Check in Two Minutes Whether You Need a French Accredited Fiscal Representative

Five questions, one verdict, the official rule behind it. Indicative only, but specific enough to know whether to call a notaire today.

1. What is the transaction?
2. Where is your tax residence?
3. Sale price (your share)
4. Holding period
5. Property type

Indicative only. The legal authority is your notaire and the French tax office; this widget is a triage step, not advice.

How this tool works

The five questions follow the order of Article 244 bis A of the French general tax code, which is the main statute that triggers the requirement to appoint an accredited representative on a real-estate sale. The first question routes you to the right legal regime: real-estate sales fall under the article above; VAT operations follow Article 289 A and the reciprocity rules. The second question separates EU/EEA/Swiss residents (who benefit from a permanent exemption since the 2015 reform) from everyone else. The third question applies the €150,000 per-seller threshold, below which the appointment is automatic-exempt regardless of residence. The fourth and fifth questions cover the cases where holding-period taper or property type changes the verdict, typically by removing the tax exposure entirely (full CGT exemption after 22 years for income tax, 30 years for social charges) and therefore the rationale for a representative on the file.

Worked example

You live in Singapore, you sell a Nice apartment for €380,000 (your sole share, no co-owner), held 14 years, in your own name.

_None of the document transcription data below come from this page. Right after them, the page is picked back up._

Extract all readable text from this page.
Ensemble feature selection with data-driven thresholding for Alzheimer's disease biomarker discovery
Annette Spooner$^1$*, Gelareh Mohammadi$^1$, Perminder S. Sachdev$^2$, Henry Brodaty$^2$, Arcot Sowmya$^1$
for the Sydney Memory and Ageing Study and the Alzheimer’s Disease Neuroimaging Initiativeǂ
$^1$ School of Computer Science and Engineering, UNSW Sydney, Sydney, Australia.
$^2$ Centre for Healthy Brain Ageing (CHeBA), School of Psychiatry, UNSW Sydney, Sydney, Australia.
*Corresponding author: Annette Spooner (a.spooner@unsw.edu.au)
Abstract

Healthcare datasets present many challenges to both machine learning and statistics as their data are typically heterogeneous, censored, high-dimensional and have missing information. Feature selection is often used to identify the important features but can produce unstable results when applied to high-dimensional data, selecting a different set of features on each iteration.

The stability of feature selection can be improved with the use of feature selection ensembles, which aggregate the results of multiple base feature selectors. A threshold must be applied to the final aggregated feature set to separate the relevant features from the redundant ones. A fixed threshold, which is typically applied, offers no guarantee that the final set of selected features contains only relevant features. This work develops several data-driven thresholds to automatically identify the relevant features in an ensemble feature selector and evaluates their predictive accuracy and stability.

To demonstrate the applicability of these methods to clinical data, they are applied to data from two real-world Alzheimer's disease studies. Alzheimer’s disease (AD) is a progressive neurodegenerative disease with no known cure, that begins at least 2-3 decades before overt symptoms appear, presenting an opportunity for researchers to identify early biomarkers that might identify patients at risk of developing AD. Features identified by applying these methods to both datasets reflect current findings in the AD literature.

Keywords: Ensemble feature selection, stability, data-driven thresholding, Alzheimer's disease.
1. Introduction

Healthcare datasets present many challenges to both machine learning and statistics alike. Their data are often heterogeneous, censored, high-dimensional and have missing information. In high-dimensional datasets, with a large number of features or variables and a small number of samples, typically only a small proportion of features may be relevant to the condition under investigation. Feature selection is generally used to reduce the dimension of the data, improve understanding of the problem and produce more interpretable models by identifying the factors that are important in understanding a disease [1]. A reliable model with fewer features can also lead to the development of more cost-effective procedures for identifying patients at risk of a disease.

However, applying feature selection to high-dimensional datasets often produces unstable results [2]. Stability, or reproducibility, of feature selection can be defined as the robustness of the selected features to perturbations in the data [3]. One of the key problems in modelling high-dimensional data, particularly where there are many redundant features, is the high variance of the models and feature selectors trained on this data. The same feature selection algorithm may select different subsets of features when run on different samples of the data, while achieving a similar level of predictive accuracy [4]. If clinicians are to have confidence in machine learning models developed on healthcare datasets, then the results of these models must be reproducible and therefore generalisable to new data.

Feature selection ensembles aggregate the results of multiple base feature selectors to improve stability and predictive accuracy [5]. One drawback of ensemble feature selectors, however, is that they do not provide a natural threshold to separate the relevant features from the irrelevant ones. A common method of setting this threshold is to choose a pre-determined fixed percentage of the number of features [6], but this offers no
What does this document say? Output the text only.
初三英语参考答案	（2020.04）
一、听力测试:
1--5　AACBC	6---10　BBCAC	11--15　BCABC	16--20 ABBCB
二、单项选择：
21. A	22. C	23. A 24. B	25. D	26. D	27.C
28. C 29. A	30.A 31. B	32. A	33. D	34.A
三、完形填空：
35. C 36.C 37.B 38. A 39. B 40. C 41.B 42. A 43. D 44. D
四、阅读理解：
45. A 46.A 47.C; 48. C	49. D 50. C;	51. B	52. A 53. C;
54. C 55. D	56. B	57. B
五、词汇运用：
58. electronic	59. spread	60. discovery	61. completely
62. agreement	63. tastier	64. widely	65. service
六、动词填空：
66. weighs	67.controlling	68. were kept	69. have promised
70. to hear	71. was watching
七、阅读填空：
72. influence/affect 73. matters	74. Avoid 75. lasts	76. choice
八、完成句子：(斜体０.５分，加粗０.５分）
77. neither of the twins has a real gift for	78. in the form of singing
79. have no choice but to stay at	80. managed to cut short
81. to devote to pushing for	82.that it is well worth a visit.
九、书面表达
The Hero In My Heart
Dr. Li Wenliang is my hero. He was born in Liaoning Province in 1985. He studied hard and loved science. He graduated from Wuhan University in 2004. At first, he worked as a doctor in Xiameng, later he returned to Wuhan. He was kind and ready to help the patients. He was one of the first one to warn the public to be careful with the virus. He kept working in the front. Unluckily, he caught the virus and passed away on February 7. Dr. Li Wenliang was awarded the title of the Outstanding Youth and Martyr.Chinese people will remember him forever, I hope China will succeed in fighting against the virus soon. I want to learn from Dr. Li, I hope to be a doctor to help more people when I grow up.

The wizard returns: real estate, non-EU residence, above €150,000, holding under 22 years, residential. Verdict: representative required. The fee is typically €1,500 to €3,000 depending on the firm and model; the CGT plus social charges bill on a €120,000 gain after taper sits around €33,000, and the representative signs joint liability for that figure. Without an appointed representative, your notaire will not release proceeds, full stop.

Pitfall to avoid

The €150,000 threshold is per seller, not per property. If you and your spouse jointly sell for €280,000, each of you is at €140,000 and the threshold-based exemption applies. If the same couple sells for €320,000, each at €160,000, you are above the threshold and a representative is required, even though the per-spouse gain may be tiny. This question trips up about one in five readers who write in; check the per-seller figure, not the total ticket.

Pro tip

Run the wizard once with your situation, then run it again with the seller details your notaire actually has on file. The two often differ on residence (people forget that a recent move out of the EU resets the clock) or on the SCI question (an SCI holding the property turns the deal into a share sale with its own rules). When the two runs disagree, the notaire's view wins, but the wizard helps you spot the mismatch before the compromis is signed, when it is still cheap to fix.

What this tool does not do

It does not estimate your tax, it does not estimate the representative's fee, and it does not assess exotic cases such as inheritance with foreign-resident heirs, démembrement, or sales of shares in a non-SPI structure that nonetheless owns French real estate. For tax estimates, use the CGT simulator; for fee estimates, the fee estimator; for anything that smells unusual, ring your notaire before paying anyone.